Students will be able to show their knowledge of the numbers 0 to 5.

After completing a unit on numbers 0 to 5, a summative assessment is given to gain information about what the students have learned! Assessing in small groups helps students focus and do their best on the assessment!

5 minutes

I start the lesson with a problem of the day to help students review skills and concepts from prior lessons and develop their ability to problem solve. I call the students up to the carpet. The students find their spots while saying this chant with me.

*Criss cross, applesauce, hands in your lap, eyes on the teacher, you've got to show me that.*

I project the Problem of the Day on the SMART Board and say to students, *"This is our Problem of the Day for today. This says 'Order these numerals.' We need to put the numerals on the number line in order just like we did yesterday. Look carefully at this number line. What number needs to come first?"* I have students come up and drag the numerals into the correct place on the number line. We then count to make sure that the numbers are in the correct order.
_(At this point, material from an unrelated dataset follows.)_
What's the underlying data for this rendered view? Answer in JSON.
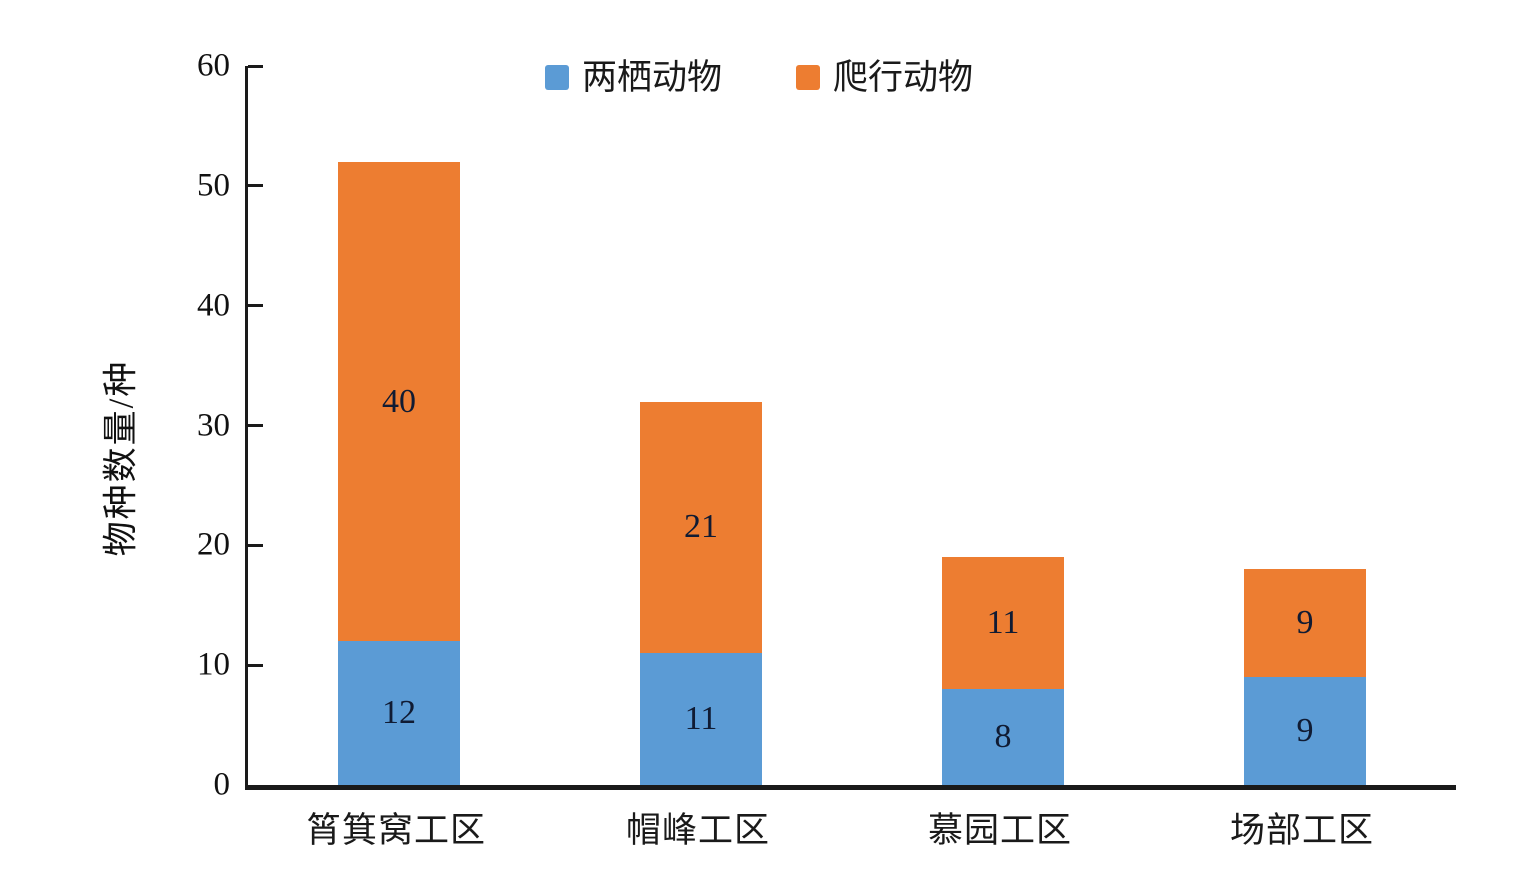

If you don't have a SMARTBoard, you can use the pdf copy of the slides in a variety of ways to reproduce this activity.

I tell students, *"Today you will be showing me what you have learned about the numbers 0 to 5."*

10 minutes

After the Problem of the Day, I prepare the students for assessment. I say, *"Today we are going to do some work on the numbers we've been learning about. I need you to do your very best work to show me how much you know!"*

I do the repeat the explanation that I did before our first assessment. I have the students turn and face the back of the room, towards the small group table. I hold up the dividers that I will be using to separate the students as I assess them. I say, "I will be calling a few of you up at a time to find out what you've learned. You will come sit at my table just like you do during small group time, but these dividers will be between you and your friends. You need to keep your eyes on your own paper. That way I will see what you know on your paper and what your friends know on their papers."

I set up the dividers so the students can see how the table is going to look. I then walk back to the front of the room by the students to tell them what they will be doing. *"While I am calling people back, you will be working on your center activity. This will be almost like a regular day of centers, but we need to remember to be extra quiet so that our friends can pay attention and do their very best!"*

40 minutes

I call one student up to get the center for the table. This week's centers are:

Play Dough Numbers (K-5mathteachingresources.com)

Pattern Block, Lego, Counting Bears Count (K-5mathteachingresources.com)

Roll and Count (Makinglearningfun.com)

Number Tracing (I purchased mine, free ones are also available from WorkSheetFun)

SMART Board- Online Game Scrambled Egg City (Macmillan/McGraw-Hill)

I quickly circulate to make sure students are engaged and do not have any questions about how to complete the centers. I call several students back at a time. Between groups, I check in with the students doing centers and remind them to stay quiet while they work. After about 20 minutes, I count down from 5 and have the students freeze. I have them put their materials back in the center tray, but keep it on their table. I switch the centers so that each table gets a new center to complete. I quickly circulate again to make sure that students do not have any questions about their new center. I then continue with the assessments. Prior to clean up, I check in with each table to see how the centers are going. I turn on Tidy Up by Dr. Jean. There are many wonderful transition songs to be found, for free, online if you'd like to use music for transitions too.

Students clean up and return to their seats. I continue centers and assessing until the very end of our math time to get in as many as possible.

To take the Numbers 0 to 5 assessment, I have the students come back to my small group table where I have partitions already in place. I call students back in groups of between 2 and 5 students. I choose how many students to bring back based on their ability level and how distracted they get. I try to pull groups that are at similar abilities levels and work at about the same pace. This makes it easier as I read the directions and move through the assessment.